Before long, they were flying with the dark line of clouds off their right wing, but the storm grew faster than the little jet could fly. The clouds seemed to boil, racing and churning as the pewter-gray froth climbed higher and higher, blotting out the sun. These were angry clouds, throwing lightning back and forth like insults, reaching out to drag Ellen and Rudi into their quarrel.
“Buckle up.” Rudi pointed at the shoulder harness attached to Ellen’s seat. He already had his fastened, she noticed as she pulled the straps around her and clicked them into place.
“We will get caught in the edges of this storm,” he said. “The front is bigger and badder than it looked in the forecast, but we should miss the worst of it.”
“Can’t we fly above it, or something?” Her hands shook, and she locked them together in her lap. Ellen couldn’t believe her nerves were so shot. She’d never had a problem with flying in her life. But then, she’d never been in a plane this small in the middle of a storm that big with her safety in someone else’s hands. Her cousin the shrink said she had control issues.
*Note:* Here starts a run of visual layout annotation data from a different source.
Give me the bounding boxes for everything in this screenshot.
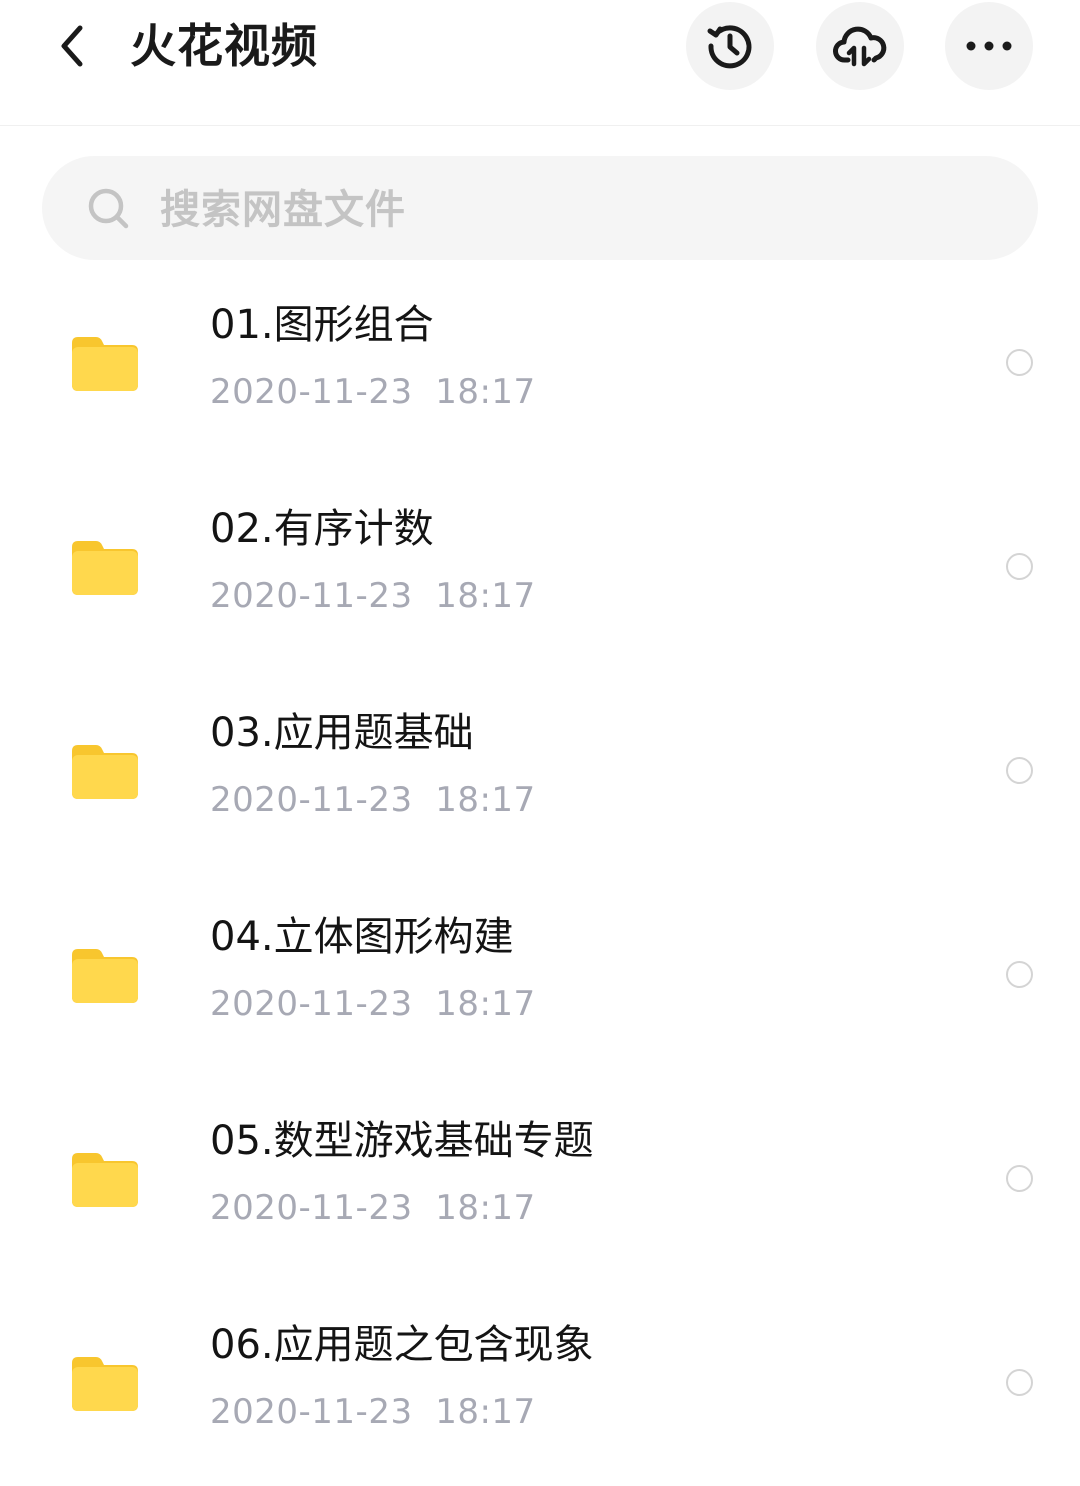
file-row-6[interactable]: 06.应用题之包含现象 2020-11-23 18:17 bbox=[0, 1280, 1080, 1484]
file-name: 03.应用题基础 bbox=[210, 710, 474, 756]
folder-icon bbox=[72, 745, 138, 799]
folder-icon bbox=[72, 337, 138, 391]
history-clock-icon bbox=[707, 25, 752, 69]
folder-icon bbox=[72, 949, 138, 1003]
page-title: 火花视频 bbox=[130, 19, 318, 73]
folder-icon bbox=[72, 1153, 138, 1207]
file-row-1[interactable]: 01.图形组合 2020-11-23 18:17 bbox=[0, 260, 1080, 464]
file-name: 02.有序计数 bbox=[210, 506, 434, 552]
file-name: 05.数型游戏基础专题 bbox=[210, 1118, 594, 1164]
folder-icon bbox=[72, 1357, 138, 1411]
search-icon bbox=[88, 188, 129, 229]
file-name: 04.立体图形构建 bbox=[210, 914, 514, 960]
file-date: 2020-11-23 18:17 bbox=[210, 1188, 536, 1228]
folder-icon bbox=[72, 541, 138, 595]
file-row-5[interactable]: 05.数型游戏基础专题 2020-11-23 18:17 bbox=[0, 1076, 1080, 1280]
file-date: 2020-11-23 18:17 bbox=[210, 372, 536, 412]
file-row-4[interactable]: 04.立体图形构建 2020-11-23 18:17 bbox=[0, 872, 1080, 1076]
more-dots-icon bbox=[966, 41, 1012, 51]
cloud-transfer-button[interactable] bbox=[816, 2, 904, 90]
cloud-transfer-icon bbox=[833, 26, 887, 67]
select-checkbox[interactable] bbox=[1006, 1369, 1033, 1396]
file-name: 01.图形组合 bbox=[210, 302, 434, 348]
select-checkbox[interactable] bbox=[1006, 1165, 1033, 1192]
back-chevron-icon bbox=[61, 25, 83, 67]
file-name: 06.应用题之包含现象 bbox=[210, 1322, 594, 1368]
file-date: 2020-11-23 18:17 bbox=[210, 1392, 536, 1432]
file-row-2[interactable]: 02.有序计数 2020-11-23 18:17 bbox=[0, 464, 1080, 668]
back-button[interactable] bbox=[44, 18, 100, 74]
search-placeholder[interactable]: 搜索网盘文件 bbox=[160, 180, 406, 240]
file-date: 2020-11-23 18:17 bbox=[210, 984, 536, 1024]
file-row-3[interactable]: 03.应用题基础 2020-11-23 18:17 bbox=[0, 668, 1080, 872]
history-button[interactable] bbox=[686, 2, 774, 90]
app-root: 火花视频 搜索网盘文件 01.图形组合 2020-11-23 18:17 02.… bbox=[0, 0, 1080, 1486]
more-options-button[interactable] bbox=[945, 2, 1033, 90]
file-date: 2020-11-23 18:17 bbox=[210, 780, 536, 820]
select-checkbox[interactable] bbox=[1006, 553, 1033, 580]
select-checkbox[interactable] bbox=[1006, 757, 1033, 784]
select-checkbox[interactable] bbox=[1006, 349, 1033, 376]
select-checkbox[interactable] bbox=[1006, 961, 1033, 988]
top-bar: 火花视频 bbox=[0, 0, 1080, 126]
file-date: 2020-11-23 18:17 bbox=[210, 576, 536, 616]
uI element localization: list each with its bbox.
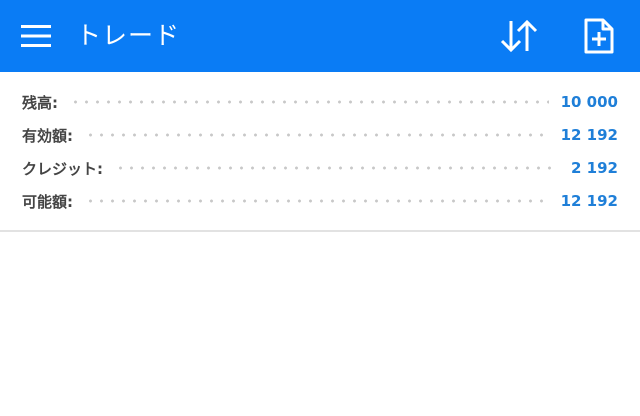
summary-row-balance: 残高: 10 000 — [22, 86, 618, 118]
dotted-leader — [115, 166, 560, 170]
free-margin-value: 12 192 — [560, 192, 618, 210]
credit-value: 2 192 — [571, 159, 618, 177]
dotted-leader — [85, 199, 549, 203]
sort-arrows-icon — [500, 19, 538, 53]
balance-label: 残高: — [22, 93, 58, 112]
equity-label: 有効額: — [22, 126, 73, 145]
dotted-leader — [85, 133, 549, 137]
trade-screen: トレード 残高: 10 000 有効額: 12 192 クレジット: 2 192… — [0, 0, 640, 416]
dotted-leader — [70, 100, 549, 104]
app-bar: トレード — [0, 0, 640, 72]
free-margin-label: 可能額: — [22, 192, 73, 211]
new-order-button[interactable] — [574, 12, 624, 60]
balance-value: 10 000 — [560, 93, 618, 111]
credit-label: クレジット: — [22, 159, 103, 178]
document-plus-icon — [584, 18, 614, 54]
page-title: トレード — [76, 21, 181, 50]
summary-row-credit: クレジット: 2 192 — [22, 152, 618, 184]
summary-row-free-margin: 可能額: 12 192 — [22, 185, 618, 217]
summary-row-equity: 有効額: 12 192 — [22, 119, 618, 151]
menu-button[interactable] — [14, 14, 58, 58]
hamburger-menu-icon — [21, 25, 51, 47]
sort-button[interactable] — [494, 12, 544, 60]
account-summary: 残高: 10 000 有効額: 12 192 クレジット: 2 192 可能額:… — [0, 72, 640, 232]
equity-value: 12 192 — [560, 126, 618, 144]
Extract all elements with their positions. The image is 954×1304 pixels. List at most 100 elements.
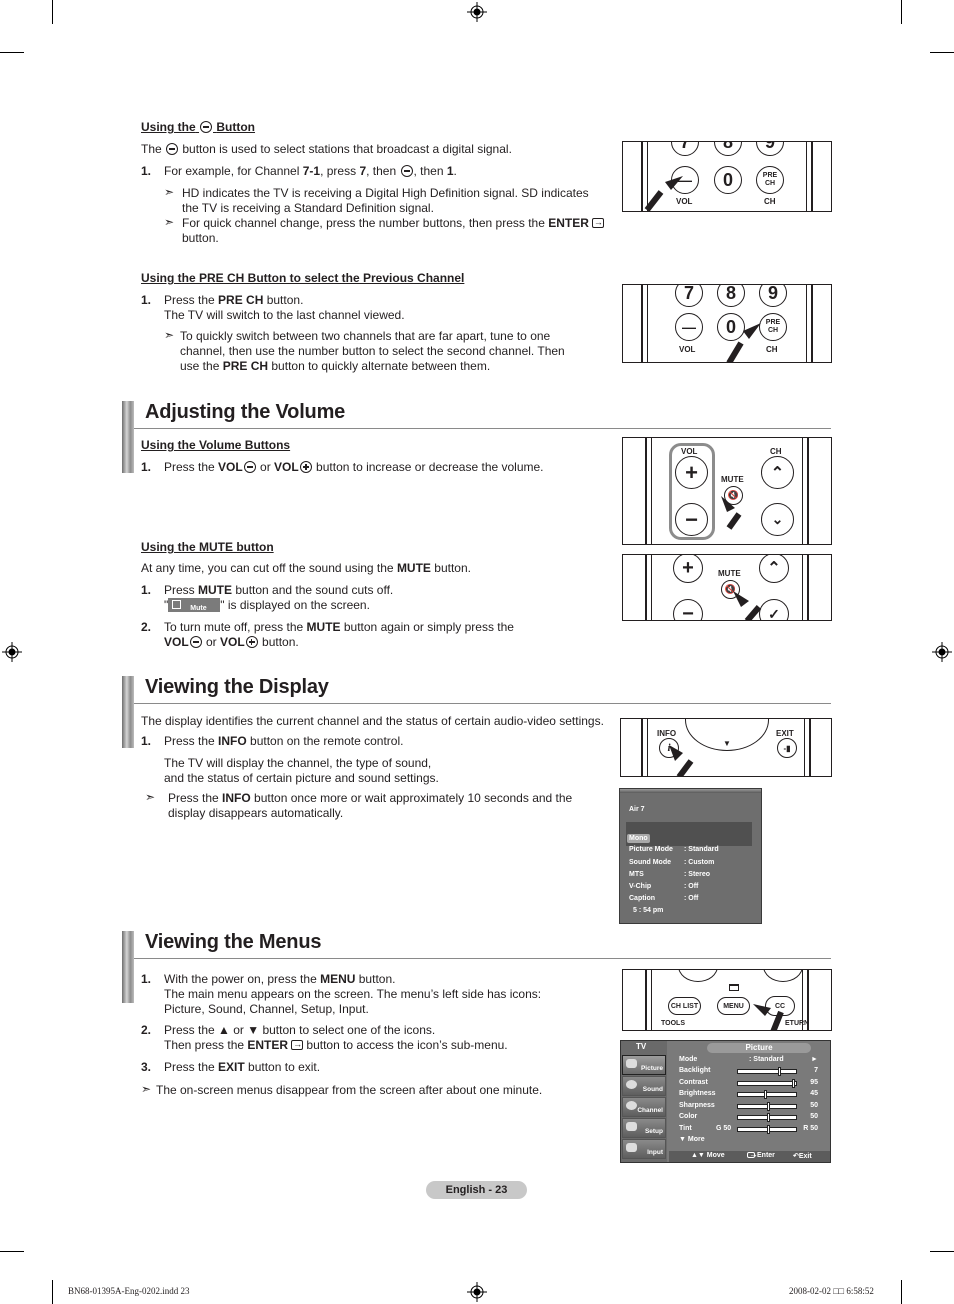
menu-slider-value: 7 xyxy=(814,1067,818,1074)
vol-down-button: − xyxy=(673,599,703,620)
enter-icon xyxy=(291,1037,304,1052)
remote-label-mute: MUTE xyxy=(721,475,744,484)
section-viewing-display: Viewing the Display xyxy=(122,674,831,748)
exit-button: -▮ xyxy=(777,738,797,758)
menus-note: The on-screen menus disappear from the s… xyxy=(156,1083,543,1097)
menu-slider-track[interactable] xyxy=(737,1101,797,1111)
menu-glyph-icon xyxy=(729,984,739,991)
menu-slider-knob[interactable] xyxy=(777,1067,781,1076)
enter-icon xyxy=(591,215,604,230)
menu-sidebar-item-picture[interactable]: Picture xyxy=(622,1055,666,1075)
menu-slider-track[interactable] xyxy=(737,1113,797,1122)
osd-audio-badge: Mono xyxy=(627,834,650,843)
subheading-volume-buttons: Using the Volume Buttons xyxy=(141,438,291,452)
menu-sidebar-item-setup[interactable]: Setup xyxy=(622,1118,666,1138)
menu-slider-label[interactable]: Color xyxy=(679,1113,697,1120)
crop-mark xyxy=(52,1280,53,1304)
crop-mark xyxy=(901,0,902,24)
crop-mark xyxy=(0,1251,24,1252)
dash-button-icon xyxy=(400,165,413,177)
menu-footer: ▲▼ Move Enter ↶Exit xyxy=(669,1149,830,1162)
menu-sidebar-item-input[interactable]: Input xyxy=(622,1139,666,1159)
menu-mode-label[interactable]: Mode xyxy=(679,1056,697,1063)
minus-icon xyxy=(189,636,202,648)
menu-slider-knob[interactable] xyxy=(766,1101,770,1111)
vol-up-button: + xyxy=(673,555,703,583)
crop-mark xyxy=(0,52,24,53)
menu-slider-value: 95 xyxy=(810,1078,818,1086)
display-step1-detail: The TV will display the channel, the typ… xyxy=(164,756,439,785)
menu-slider-label[interactable]: Sharpness xyxy=(679,1102,715,1109)
ch-up-button: ⌃ xyxy=(759,555,789,583)
prech-note: To quickly switch between two channels t… xyxy=(180,329,565,373)
menu-sidebar-item-sound[interactable]: Sound xyxy=(622,1076,666,1096)
remote-key-prech: PRE CH xyxy=(756,166,784,194)
menu-slider-label[interactable]: Backlight xyxy=(679,1067,711,1074)
registration-mark-icon xyxy=(467,1282,487,1302)
menu-slider-knob[interactable] xyxy=(763,1090,767,1099)
mute-step2: To turn mute off, press the MUTE button … xyxy=(164,620,514,649)
dpad-down-icon: ▼ xyxy=(723,739,731,748)
remote-label-ch: CH xyxy=(770,447,782,456)
osd-row-label: MTS xyxy=(629,871,644,878)
subheading-dash-button: Using the Button xyxy=(141,120,256,134)
menu-slider-value: 50 xyxy=(810,1101,818,1109)
osd-row-value: : Stereo xyxy=(684,871,711,878)
dash-step1: For example, for Channel 7-1, press 7, t… xyxy=(164,164,457,178)
menu-sidebar: TV Picture Sound Channel Setup Input xyxy=(621,1041,667,1162)
osd-row-value: : Off xyxy=(684,895,699,902)
osd-row-label: Picture Mode xyxy=(629,846,673,853)
menu-slider-track[interactable] xyxy=(737,1067,797,1076)
menu-slider-label[interactable]: Brightness xyxy=(679,1090,716,1097)
menu-slider-left-value: G 50 xyxy=(716,1124,732,1132)
mute-osd-badge: Mute xyxy=(168,598,221,612)
step-number: 1. xyxy=(141,734,152,748)
section-title: Adjusting the Volume xyxy=(145,401,346,423)
section-bar xyxy=(122,931,134,1003)
minus-icon xyxy=(243,461,256,473)
plus-icon xyxy=(245,636,258,648)
channel-icon xyxy=(626,1101,637,1110)
ch-up-button: ⌃ xyxy=(761,456,794,489)
menu-slider-knob[interactable] xyxy=(766,1113,770,1122)
remote-label-ch: CH xyxy=(764,197,776,206)
remote-figure-info: ▼ INFO i EXIT -▮ xyxy=(620,718,832,777)
remote-figure-volume: VOL CH + − MUTE 🔇 ⌃ ⌄ xyxy=(622,437,832,545)
menu-slider-track[interactable] xyxy=(737,1090,797,1099)
display-intro: The display identifies the current chann… xyxy=(141,714,604,728)
footer-datetime: 2008-02-02 □□ 6:58:52 xyxy=(789,1286,874,1296)
note-arrow-icon: ➣ xyxy=(141,1082,152,1096)
menu-slider-track[interactable] xyxy=(737,1078,797,1088)
section-adjusting-volume: Adjusting the Volume xyxy=(122,399,831,473)
step-number: 1. xyxy=(141,293,152,307)
menu-slider-knob[interactable] xyxy=(792,1078,796,1088)
remote-label-info: INFO xyxy=(657,729,677,738)
prech-step1: Press the PRE CH button. The TV will swi… xyxy=(164,293,405,322)
remote-label-mute: MUTE xyxy=(718,569,741,578)
display-step1: Press the INFO button on the remote cont… xyxy=(164,734,404,748)
osd-time: 5 : 54 pm xyxy=(633,907,664,914)
dash-intro: The button is used to select stations th… xyxy=(141,142,512,156)
osd-row-value: : Custom xyxy=(684,859,715,866)
menu-slider-label[interactable]: Tint xyxy=(679,1125,692,1132)
menu-slider-label[interactable]: Contrast xyxy=(679,1079,708,1086)
menu-slider-value: 45 xyxy=(810,1090,818,1097)
section-title: Viewing the Menus xyxy=(145,931,322,953)
menu-exit-hint: ↶Exit xyxy=(793,1153,812,1160)
registration-mark-icon xyxy=(932,642,952,662)
section-bar xyxy=(122,676,134,748)
menu-header: Picture xyxy=(707,1043,811,1053)
section-viewing-menus: Viewing the Menus xyxy=(122,929,831,1003)
page-number-badge: English - 23 xyxy=(426,1181,527,1199)
remote-figure-dash: 7 8 9 — 0 PRE CH VOL CH xyxy=(622,141,832,212)
osd-row-value: : Standard xyxy=(684,846,719,853)
menu-sidebar-item-channel[interactable]: Channel xyxy=(622,1097,666,1117)
menu-more[interactable]: ▼ More xyxy=(679,1136,705,1143)
menu-slider-track[interactable] xyxy=(737,1124,797,1134)
menu-slider-knob[interactable] xyxy=(766,1124,770,1134)
remote-label-vol: VOL xyxy=(679,345,696,354)
dash-button-icon xyxy=(200,121,213,133)
display-note: Press the INFO button once more or wait … xyxy=(168,791,573,820)
footer-filename: BN68-01395A-Eng-0202.indd 23 xyxy=(68,1286,190,1296)
note-arrow-icon: ➣ xyxy=(164,215,175,229)
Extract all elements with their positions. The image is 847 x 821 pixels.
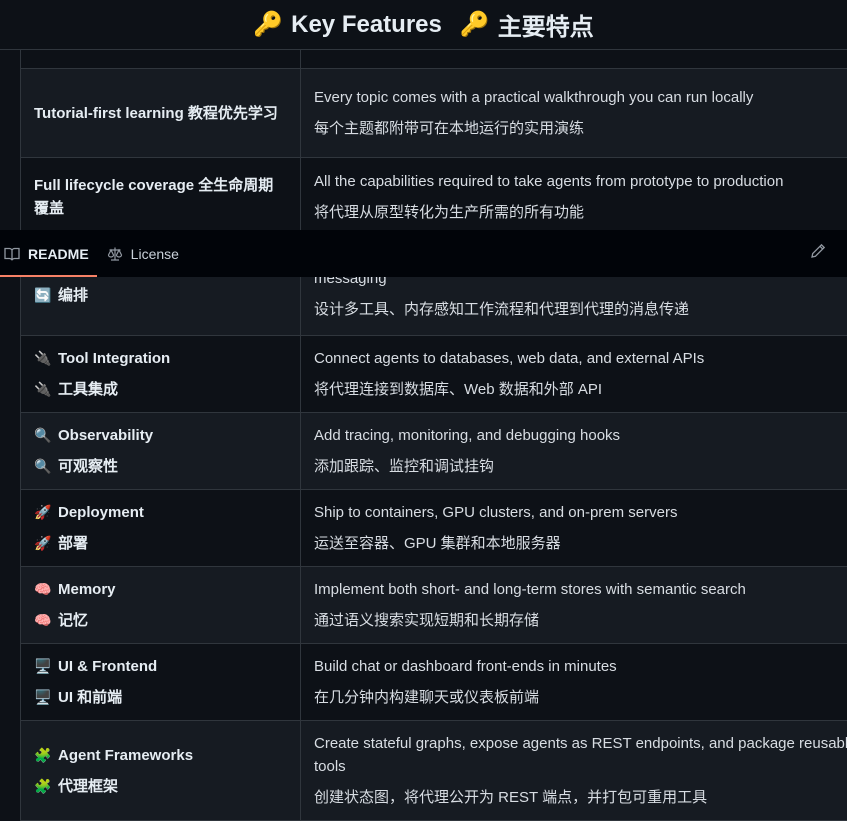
description-en: Implement both short- and long-term stor… — [314, 578, 847, 601]
description-cell: Create stateful graphs, expose agents as… — [301, 721, 847, 821]
description-cell: Add tracing, monitoring, and debugging h… — [301, 413, 847, 490]
feature-label-en: Deployment — [58, 504, 144, 521]
feature-label-en: Agent Frameworks — [58, 747, 193, 764]
brain-icon: 🧠 — [34, 609, 52, 632]
file-tabs-bar: README License — [0, 230, 847, 277]
feature-label-zh: 部署 — [58, 535, 88, 552]
table-row: Tutorial-first learning 教程优先学习 Every top… — [21, 69, 847, 158]
description-en: Add tracing, monitoring, and debugging h… — [314, 424, 847, 447]
description-zh: 每个主题都附带可在本地运行的实用演练 — [314, 117, 847, 140]
table-row: 🔌 Tool Integration 🔌 工具集成 Connect agents t… — [21, 336, 847, 413]
plug-icon: 🔌 — [34, 347, 52, 370]
puzzle-icon: 🧩 — [34, 744, 52, 767]
feature-label-en: Observability — [58, 427, 153, 444]
description-cell: Ship to containers, GPU clusters, and on… — [301, 490, 847, 567]
description-en: All the capabilities required to take ag… — [314, 170, 847, 193]
description-zh: 设计多工具、内存感知工作流程和代理到代理的消息传递 — [314, 298, 847, 321]
description-cell: Build chat or dashboard front-ends in mi… — [301, 644, 847, 721]
feature-cell: Full lifecycle coverage 全生命周期覆盖 — [21, 158, 301, 236]
description-cell: Implement both short- and long-term stor… — [301, 567, 847, 644]
table-row: 🧩 Agent Frameworks 🧩 代理框架 Create stateful … — [21, 721, 847, 821]
feature-cell: 🚀 Deployment 🚀 部署 — [21, 490, 301, 567]
table-row: 🧠 Memory 🧠 记忆 Implement both short- and lo… — [21, 567, 847, 644]
monitor-icon: 🖥️ — [34, 686, 52, 709]
description-en: Ship to containers, GPU clusters, and on… — [314, 501, 847, 524]
plug-icon: 🔌 — [34, 378, 52, 401]
description-en: Connect agents to databases, web data, a… — [314, 347, 847, 370]
description-cell: Every topic comes with a practical walkt… — [301, 69, 847, 158]
description-cell: All the capabilities required to take ag… — [301, 158, 847, 236]
heading-title-en: Key Features — [291, 11, 442, 39]
description-zh: 在几分钟内构建聊天或仪表板前端 — [314, 686, 847, 709]
heading-title-zh: 主要特点 — [498, 7, 594, 42]
feature-label-zh: 工具集成 — [58, 381, 118, 398]
feature-label-zh: 记忆 — [58, 612, 88, 629]
features-table: Tutorial-first learning 教程优先学习 Every top… — [20, 0, 847, 821]
table-row: 🔍 Observability 🔍 可观察性 Add tracing, monito… — [21, 413, 847, 490]
description-zh: 运送至容器、GPU 集群和本地服务器 — [314, 532, 847, 555]
tab-readme[interactable]: README — [0, 230, 97, 277]
edit-file-button[interactable] — [809, 244, 827, 262]
description-zh: 将代理从原型转化为生产所需的所有功能 — [314, 201, 847, 224]
feature-cell: Tutorial-first learning 教程优先学习 — [21, 69, 301, 158]
feature-cell: 🖥️ UI & Frontend 🖥️ UI 和前端 — [21, 644, 301, 721]
brain-icon: 🧠 — [34, 578, 52, 601]
book-icon — [4, 246, 20, 262]
description-en: Create stateful graphs, expose agents as… — [314, 732, 847, 778]
feature-label-zh: 编排 — [58, 287, 88, 304]
key-icon: 🔑 — [460, 10, 490, 39]
tab-readme-label: README — [28, 246, 89, 262]
table-row: 🖥️ UI & Frontend 🖥️ UI 和前端 Build chat or d… — [21, 644, 847, 721]
key-icon: 🔑 — [253, 10, 283, 39]
pencil-icon — [810, 243, 826, 264]
feature-label-en: Tool Integration — [58, 350, 170, 367]
monitor-icon: 🖥️ — [34, 655, 52, 678]
scale-icon — [107, 246, 123, 262]
table-row: 🚀 Deployment 🚀 部署 Ship to containers, GPU … — [21, 490, 847, 567]
description-en: Every topic comes with a practical walkt… — [314, 86, 847, 109]
tab-license-label: License — [131, 246, 179, 262]
section-heading: 🔑 Key Features 🔑 主要特点 — [0, 0, 847, 50]
table-row: Full lifecycle coverage 全生命周期覆盖 All the … — [21, 158, 847, 236]
magnifier-icon: 🔍 — [34, 424, 52, 447]
rocket-icon: 🚀 — [34, 532, 52, 555]
puzzle-icon: 🧩 — [34, 775, 52, 798]
feature-label-en: UI & Frontend — [58, 658, 157, 675]
feature-label-en: Memory — [58, 581, 116, 598]
description-zh: 添加跟踪、监控和调试挂钩 — [314, 455, 847, 478]
feature-cell: 🧩 Agent Frameworks 🧩 代理框架 — [21, 721, 301, 821]
description-cell: Connect agents to databases, web data, a… — [301, 336, 847, 413]
tab-license[interactable]: License — [103, 230, 187, 277]
rocket-icon: 🚀 — [34, 501, 52, 524]
description-zh: 将代理连接到数据库、Web 数据和外部 API — [314, 378, 847, 401]
description-en: Build chat or dashboard front-ends in mi… — [314, 655, 847, 678]
arrows-cycle-icon: 🔄 — [34, 284, 52, 307]
feature-label-zh: 可观察性 — [58, 458, 118, 475]
feature-label-zh: 代理框架 — [58, 778, 118, 795]
feature-cell: 🔌 Tool Integration 🔌 工具集成 — [21, 336, 301, 413]
description-zh: 创建状态图，将代理公开为 REST 端点，并打包可重用工具 — [314, 786, 847, 809]
feature-cell: 🔍 Observability 🔍 可观察性 — [21, 413, 301, 490]
description-zh: 通过语义搜索实现短期和长期存储 — [314, 609, 847, 632]
magnifier-icon: 🔍 — [34, 455, 52, 478]
feature-cell: 🧠 Memory 🧠 记忆 — [21, 567, 301, 644]
feature-label-zh: UI 和前端 — [58, 689, 122, 706]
“It is too high. A commercial jetliner would have trouble getting above this one.” Rudi shot her a quick smile. “Relax. I have never crashed one yet.”
“That’s the word that bothers me,” she muttered.
“What word?”
“Yet.”
Rudi laughed, a big, full-throated sound of pure enjoyment. Then the plane plunged, caught by a sudden downdraft.
Ellen yelped, and Rudi stopped laughing as he wrestled for altitude. The aircraft bucked and jolted like something alive trying to escape a predator’s jaws. Ellen squeezed her eyes shut and hung on to the chair’s armrests for dear life. She wasn’t afraid. But if the plane was going to crash, she didn’t want to see it.